Tue Mar 06 22:53:36 EST 2001java.lang.OutOfMemoryError: null pData
java.lang.OutOfMemoryError: null pData
        at sun.awt.os2.WDialogPeer.create(Native Method)
        at sun.awt.os2.WComponentPeer.<init>(WComponentPeer.java:403)
        at sun.awt.os2.WCanvasPeer.<init>(WCanvasPeer.java:33)
        at sun.awt.os2.WPanelPeer.<init>(WPanelPeer.java:91)
        at sun.awt.os2.WWindowPeer.<init>(WWindowPeer.java:93)
        at sun.awt.os2.WDialogPeer.<init>(WDialogPeer.java:36)
        at sun.awt.os2.WToolkit.createDialog(WToolkit.java:324)
        at java.awt.Dialog.addNotify(Dialog.java:248)
        at java.awt.Window.pack(Window.java:370)
        at 
org.openide.util.Utilities.showJFileChooser(Utilities.java:1312)
        at 
org.netbeans.core.actions.AddFSAction.performAction(AddFSAction.java:73)
        at 
org.openide.util.actions.CallableSystemAction.actionPerformed(CallableSys
temAction.java:66)
        at org.netbeans.core.ModuleActions$1.run(ModuleActions.java:76)
        at org.openide.util.Task.run(Task.java:124)
[catch] at 
org.openide.util.RequestProcessor$ProcessorThread.run(RequestProcessor.ja
va:567)
Comment 1 Jesse Glick 2001-03-07 20:36:38 UTC
And have you changed the maximum heap size setting in the startup script?
Perhaps the OS/2 launcher should set a higher default.

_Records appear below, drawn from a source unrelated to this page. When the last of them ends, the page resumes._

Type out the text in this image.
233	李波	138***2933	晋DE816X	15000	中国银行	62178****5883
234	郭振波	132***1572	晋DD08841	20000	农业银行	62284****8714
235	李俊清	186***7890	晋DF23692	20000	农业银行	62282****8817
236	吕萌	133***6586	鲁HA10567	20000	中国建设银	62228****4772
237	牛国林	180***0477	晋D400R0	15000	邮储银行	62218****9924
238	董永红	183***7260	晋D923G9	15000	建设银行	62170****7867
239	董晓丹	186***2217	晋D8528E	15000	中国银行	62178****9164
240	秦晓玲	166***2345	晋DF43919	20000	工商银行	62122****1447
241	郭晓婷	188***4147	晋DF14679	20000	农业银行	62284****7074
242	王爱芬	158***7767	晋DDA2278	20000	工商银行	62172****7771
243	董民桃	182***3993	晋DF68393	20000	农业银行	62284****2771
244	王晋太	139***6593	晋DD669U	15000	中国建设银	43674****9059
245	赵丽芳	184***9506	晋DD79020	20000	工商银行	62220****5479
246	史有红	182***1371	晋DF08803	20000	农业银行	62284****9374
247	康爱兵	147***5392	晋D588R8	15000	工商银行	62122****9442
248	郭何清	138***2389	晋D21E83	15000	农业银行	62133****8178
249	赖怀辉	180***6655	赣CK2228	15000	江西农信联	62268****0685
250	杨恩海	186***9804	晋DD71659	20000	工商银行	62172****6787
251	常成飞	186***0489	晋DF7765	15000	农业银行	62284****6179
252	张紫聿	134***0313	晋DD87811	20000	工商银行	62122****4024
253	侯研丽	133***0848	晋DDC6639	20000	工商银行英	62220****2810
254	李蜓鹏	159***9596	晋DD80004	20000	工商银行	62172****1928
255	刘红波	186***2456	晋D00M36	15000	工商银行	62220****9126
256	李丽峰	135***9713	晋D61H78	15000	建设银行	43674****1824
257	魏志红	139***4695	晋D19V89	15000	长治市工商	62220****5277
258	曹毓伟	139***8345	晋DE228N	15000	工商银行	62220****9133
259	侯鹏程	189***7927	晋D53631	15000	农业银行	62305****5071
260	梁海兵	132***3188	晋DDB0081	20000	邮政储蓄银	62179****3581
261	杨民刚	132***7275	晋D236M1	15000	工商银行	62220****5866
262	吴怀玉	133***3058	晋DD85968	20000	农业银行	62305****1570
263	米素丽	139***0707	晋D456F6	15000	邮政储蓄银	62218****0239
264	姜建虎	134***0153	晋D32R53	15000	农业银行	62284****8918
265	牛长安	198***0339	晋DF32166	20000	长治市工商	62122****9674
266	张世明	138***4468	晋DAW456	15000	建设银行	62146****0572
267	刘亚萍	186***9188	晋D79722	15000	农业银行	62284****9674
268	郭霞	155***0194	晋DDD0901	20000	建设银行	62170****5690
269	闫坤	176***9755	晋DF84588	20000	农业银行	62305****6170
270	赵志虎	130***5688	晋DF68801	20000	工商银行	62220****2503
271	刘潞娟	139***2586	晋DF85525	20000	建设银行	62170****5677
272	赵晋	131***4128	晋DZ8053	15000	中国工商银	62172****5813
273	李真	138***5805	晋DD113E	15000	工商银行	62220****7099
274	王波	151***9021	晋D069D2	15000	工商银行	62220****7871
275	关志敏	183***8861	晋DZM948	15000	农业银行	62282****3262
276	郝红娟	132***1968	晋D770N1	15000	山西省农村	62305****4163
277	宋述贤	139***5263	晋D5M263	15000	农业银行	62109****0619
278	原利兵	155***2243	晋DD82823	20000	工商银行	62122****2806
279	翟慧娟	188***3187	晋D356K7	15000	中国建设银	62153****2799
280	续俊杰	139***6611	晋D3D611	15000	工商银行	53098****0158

If the JVM really runs
out of memory, there is not a lot the IDE can do about it, pending more
sophisticated memory-levels support from the JVM (once planned for JDK 1.2 but
cancelled).
Comment 2 _ gtzabari 2001-03-07 22:02:00 UTC
I honestly think this is either:

1) A JVM bug (possible, but since Netbeans is the ONLY app that gives me 
this, it's doubtful)
2) A bug in Netbeans since no matter if I give it 150MB of ram or 50MB it 
gives me the OutOfMemory error in the same places just as often. 
Furthermore, the error comes and goes even without me restarting the IDE

Sounds like a bug to me..
Comment 3 Pavel Buzek 2001-03-08 10:52:00 UTC
assigning
Comment 4 _ gtzabari 2001-03-08 22:55:32 UTC
I've reproduced this on WinNT 4.0, JDK 1.3 by Sun now. So we can now safely 
assume it's not platform or JDK-dependant. 
This is a Netbeans bug.
Comment 5 Jan Chalupa 2001-03-12 09:30:05 UTC
Version: 'Dev' -> 3.2
Comment 6 Petr Nejedly 2001-03-12 15:37:47 UTC
OK, let's look at it.
The stacktrace says nothing about the cause, so we could try to colaborate
on it to find the roots.
It (OOME) happened to me in the history, but on a special setup and not
regulary.
I'll try to reproduce it here, but I'd like to ask you if you could
let the MemoryView example running while you're working (it costs virtually
nothing, only takes space on the screen) and check if the memory
usage grows on some tasks.
There is a possibility of a memory leak in the Dialog code, whether in NetBeans
or in JDK, that could fit to your 'mount' and 'new' scheme. I'll try to
investigate it with HAT here and let you know more.
Comment 7 _ gtzabari 2001-03-12 19:33:51 UTC
I've tried leaving MemoryView open as I run into this bug, clicking on 
garbage collector does reduce the memory usage quite a bit but it doesn't 
seems to have any effect on this specific error. Meaning that even when 
MemoryView says 20MB out of 30MB used it still gets OutOfMemory errors.
Comment 8 Petr Nejedly 2001-03-13 14:50:52 UTC
Hmm, seems strange. It brings more questions than answers...
The JVM can't signal OOME while still have something to
clean or where to grow. Unless we're trying to allocate the world somewhere.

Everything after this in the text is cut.